Novel electrocatalyst outperforms platinum in alkaline hydrogen production
A novel ruthenium-based catalyst developed at UC Santa Cruz has shown markedly better performance than commercial platinum catalysts in alkaline water electrolysis for hydrogen production. The catalyst is a nanostructured composite material composed of carbon nanowires with ruthenium atoms bonded to nitrogen and carbon to form active sites within the carbon matrix.
The electrochemical splitting of water to produce hydrogen is a crucial step in the development of hydrogen as a clean, environmentally friendly fuel. Much of the effort to reduce the cost and increase the efficiency of this process has focused on finding alternatives to expensive platinum-based catalysts.
At UC Santa Cruz, researchers led by Shaowei Chen, professor of chemistry and biochemistry, have been investigating catalysts made by incorporating ruthenium and nitrogen into carbon-based nanocomposite materials.

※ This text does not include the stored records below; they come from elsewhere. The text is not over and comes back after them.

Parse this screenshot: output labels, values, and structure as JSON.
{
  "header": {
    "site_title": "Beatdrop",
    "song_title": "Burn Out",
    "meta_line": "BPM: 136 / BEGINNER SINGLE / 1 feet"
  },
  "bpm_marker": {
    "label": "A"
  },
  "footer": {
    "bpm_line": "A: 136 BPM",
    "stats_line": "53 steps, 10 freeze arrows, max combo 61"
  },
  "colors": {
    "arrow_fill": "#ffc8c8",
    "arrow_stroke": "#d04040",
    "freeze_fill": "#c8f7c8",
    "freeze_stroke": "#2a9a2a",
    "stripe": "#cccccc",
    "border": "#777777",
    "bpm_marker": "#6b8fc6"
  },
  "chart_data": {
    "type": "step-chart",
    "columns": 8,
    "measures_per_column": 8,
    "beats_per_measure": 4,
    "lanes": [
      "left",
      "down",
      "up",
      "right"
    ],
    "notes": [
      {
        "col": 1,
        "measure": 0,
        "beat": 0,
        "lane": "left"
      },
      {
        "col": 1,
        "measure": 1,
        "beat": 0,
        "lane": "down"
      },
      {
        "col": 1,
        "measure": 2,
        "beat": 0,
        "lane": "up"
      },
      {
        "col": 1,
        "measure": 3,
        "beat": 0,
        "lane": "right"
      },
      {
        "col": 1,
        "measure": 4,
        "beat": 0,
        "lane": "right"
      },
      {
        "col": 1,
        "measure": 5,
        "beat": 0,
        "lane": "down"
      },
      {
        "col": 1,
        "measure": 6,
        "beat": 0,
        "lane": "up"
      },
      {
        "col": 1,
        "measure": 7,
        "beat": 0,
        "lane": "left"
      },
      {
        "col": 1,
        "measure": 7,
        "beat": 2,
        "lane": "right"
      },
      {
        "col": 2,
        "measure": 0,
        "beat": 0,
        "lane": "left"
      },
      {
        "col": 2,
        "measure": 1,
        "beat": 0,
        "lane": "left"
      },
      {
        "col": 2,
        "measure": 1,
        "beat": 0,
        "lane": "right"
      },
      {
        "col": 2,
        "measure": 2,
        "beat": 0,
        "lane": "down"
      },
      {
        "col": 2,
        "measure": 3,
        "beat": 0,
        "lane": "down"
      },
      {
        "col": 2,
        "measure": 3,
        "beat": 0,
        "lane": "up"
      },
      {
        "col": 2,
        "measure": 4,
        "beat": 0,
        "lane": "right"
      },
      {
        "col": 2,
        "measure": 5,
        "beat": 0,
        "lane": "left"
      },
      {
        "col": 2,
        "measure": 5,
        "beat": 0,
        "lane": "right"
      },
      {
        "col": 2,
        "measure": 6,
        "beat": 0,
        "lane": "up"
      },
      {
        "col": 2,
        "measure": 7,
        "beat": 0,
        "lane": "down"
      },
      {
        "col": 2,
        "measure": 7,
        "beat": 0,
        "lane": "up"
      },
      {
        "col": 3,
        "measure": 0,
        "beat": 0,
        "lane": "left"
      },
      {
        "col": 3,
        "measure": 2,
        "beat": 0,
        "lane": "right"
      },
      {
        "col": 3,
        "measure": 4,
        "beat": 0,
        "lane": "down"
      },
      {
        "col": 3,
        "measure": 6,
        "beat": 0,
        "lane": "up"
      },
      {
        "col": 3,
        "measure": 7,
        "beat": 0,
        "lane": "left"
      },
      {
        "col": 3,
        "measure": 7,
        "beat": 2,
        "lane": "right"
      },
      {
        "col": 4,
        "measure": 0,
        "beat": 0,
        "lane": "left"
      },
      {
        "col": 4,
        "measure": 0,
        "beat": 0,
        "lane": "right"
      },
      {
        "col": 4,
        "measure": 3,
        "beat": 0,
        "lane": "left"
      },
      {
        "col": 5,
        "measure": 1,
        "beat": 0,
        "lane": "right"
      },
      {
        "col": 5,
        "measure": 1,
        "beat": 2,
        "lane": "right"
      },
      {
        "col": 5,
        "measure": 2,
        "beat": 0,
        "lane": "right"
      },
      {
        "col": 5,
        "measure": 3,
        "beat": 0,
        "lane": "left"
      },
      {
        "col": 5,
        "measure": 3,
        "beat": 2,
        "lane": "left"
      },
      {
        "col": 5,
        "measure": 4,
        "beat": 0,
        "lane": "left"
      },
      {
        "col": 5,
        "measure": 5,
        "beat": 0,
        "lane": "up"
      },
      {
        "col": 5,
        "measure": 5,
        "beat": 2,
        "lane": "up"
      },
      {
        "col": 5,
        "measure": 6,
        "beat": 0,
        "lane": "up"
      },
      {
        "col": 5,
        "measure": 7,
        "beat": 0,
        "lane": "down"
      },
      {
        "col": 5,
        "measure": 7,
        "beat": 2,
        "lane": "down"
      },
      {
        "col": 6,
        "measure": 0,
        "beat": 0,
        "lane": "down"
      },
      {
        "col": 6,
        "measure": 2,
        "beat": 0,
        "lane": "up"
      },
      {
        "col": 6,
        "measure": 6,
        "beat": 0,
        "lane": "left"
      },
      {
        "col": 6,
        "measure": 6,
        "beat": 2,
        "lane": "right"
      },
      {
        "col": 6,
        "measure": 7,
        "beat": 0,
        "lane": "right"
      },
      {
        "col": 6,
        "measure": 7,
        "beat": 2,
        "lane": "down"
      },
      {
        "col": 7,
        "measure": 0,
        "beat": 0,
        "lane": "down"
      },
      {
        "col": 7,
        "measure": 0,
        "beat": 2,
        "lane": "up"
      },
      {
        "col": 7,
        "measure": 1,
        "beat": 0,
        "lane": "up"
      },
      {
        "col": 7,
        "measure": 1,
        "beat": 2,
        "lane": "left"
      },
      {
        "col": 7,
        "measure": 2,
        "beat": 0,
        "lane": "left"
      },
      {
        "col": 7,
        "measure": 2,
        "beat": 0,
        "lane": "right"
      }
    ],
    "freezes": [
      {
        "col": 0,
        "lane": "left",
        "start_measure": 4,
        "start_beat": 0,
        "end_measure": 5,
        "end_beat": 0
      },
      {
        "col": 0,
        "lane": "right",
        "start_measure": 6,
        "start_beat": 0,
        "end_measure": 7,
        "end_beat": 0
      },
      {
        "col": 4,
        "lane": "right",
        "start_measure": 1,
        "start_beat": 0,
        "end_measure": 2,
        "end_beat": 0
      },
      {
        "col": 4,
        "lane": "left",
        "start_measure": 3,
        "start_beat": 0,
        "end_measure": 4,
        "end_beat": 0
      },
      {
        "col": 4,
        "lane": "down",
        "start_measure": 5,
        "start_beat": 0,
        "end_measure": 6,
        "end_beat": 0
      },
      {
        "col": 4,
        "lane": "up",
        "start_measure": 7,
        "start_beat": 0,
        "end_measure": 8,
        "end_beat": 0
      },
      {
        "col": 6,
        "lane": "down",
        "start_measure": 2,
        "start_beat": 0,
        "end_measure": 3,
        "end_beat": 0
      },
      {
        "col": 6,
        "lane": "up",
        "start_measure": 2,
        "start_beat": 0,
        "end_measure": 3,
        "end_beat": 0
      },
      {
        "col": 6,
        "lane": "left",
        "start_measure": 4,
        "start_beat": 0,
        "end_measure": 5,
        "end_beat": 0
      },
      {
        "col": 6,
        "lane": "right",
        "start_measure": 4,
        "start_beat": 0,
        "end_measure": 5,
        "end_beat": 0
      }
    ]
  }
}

Their new findings, published February 7 in Nature Communications, not only demonstrate the impressive performance of their ruthenium-based catalyst but also provide insights into the mechanisms involved, which may lead to further improvements.
"This is a clear demonstration that ruthenium can have remarkable activity in catalyzing the production of hydrogen from water," Chen said. "We also characterized the material on the atomic scale, which helped us understand the mechanisms, and we can use these results for the rational design and engineering of ruthenium-based catalysts."
Electron microscopy and elemental mapping analysis of the material showed ruthenium nanoparticles as well as individual ruthenium atoms within the carbon matrix. Surprisingly, the researchers found that the main sites of catalytic activity were single ruthenium atoms rather than ruthenium nanoparticles.
"That was a breakthrough, because many studies have attributed the catalytic activity to ruthenium nanoparticles. We found that single atoms are the dominant active sites, although both nanoparticles and single atoms contribute to the activity," said first author Bingzhang Lu, a graduate student in Chen's lab at UC Santa Cruz.
Lu worked with coauthor Yuan Ping, assistant professor of chemistry and biochemistry, to do theoretical calculations showing why ruthenium single atoms are more active catalytic centers than ruthenium nanoparticles.
"We did independent calculations from first principles to show how ruthenium forms bonds with carbon and nitrogen in this material and how this lowers the reaction barrier to give better catalytic activity," Ping said.
Chen said he has filed a patent application for the experimental preparation of ruthenium-based catalysts. He noted that, in addition to potential applications for hydrogen production as part of sustainable energy systems, alkaline water electrolysis is already widely used in the chemical industry, as is a related process called chlor-alkali electrolysis for which the ruthenium catalyst could also be used. Thus a large market already exists for cheaper, more efficient catalysts.
The electrolysis of water to produce hydrogen can be carried out in either acidic or alkaline conditions, and each method has advantages and disadvantages. Platinum catalysts are much more effective in acidic media than they are in alkaline media. The ruthenium-based catalysts perform almost as well as platinum in acidic media, while outperforming platinum in alkaline media, Chen said.
In future work, the researchers will seek to maximize the number of active sites in the material. They may also investigate the use of other metals in the same nanocomposite platform, he said.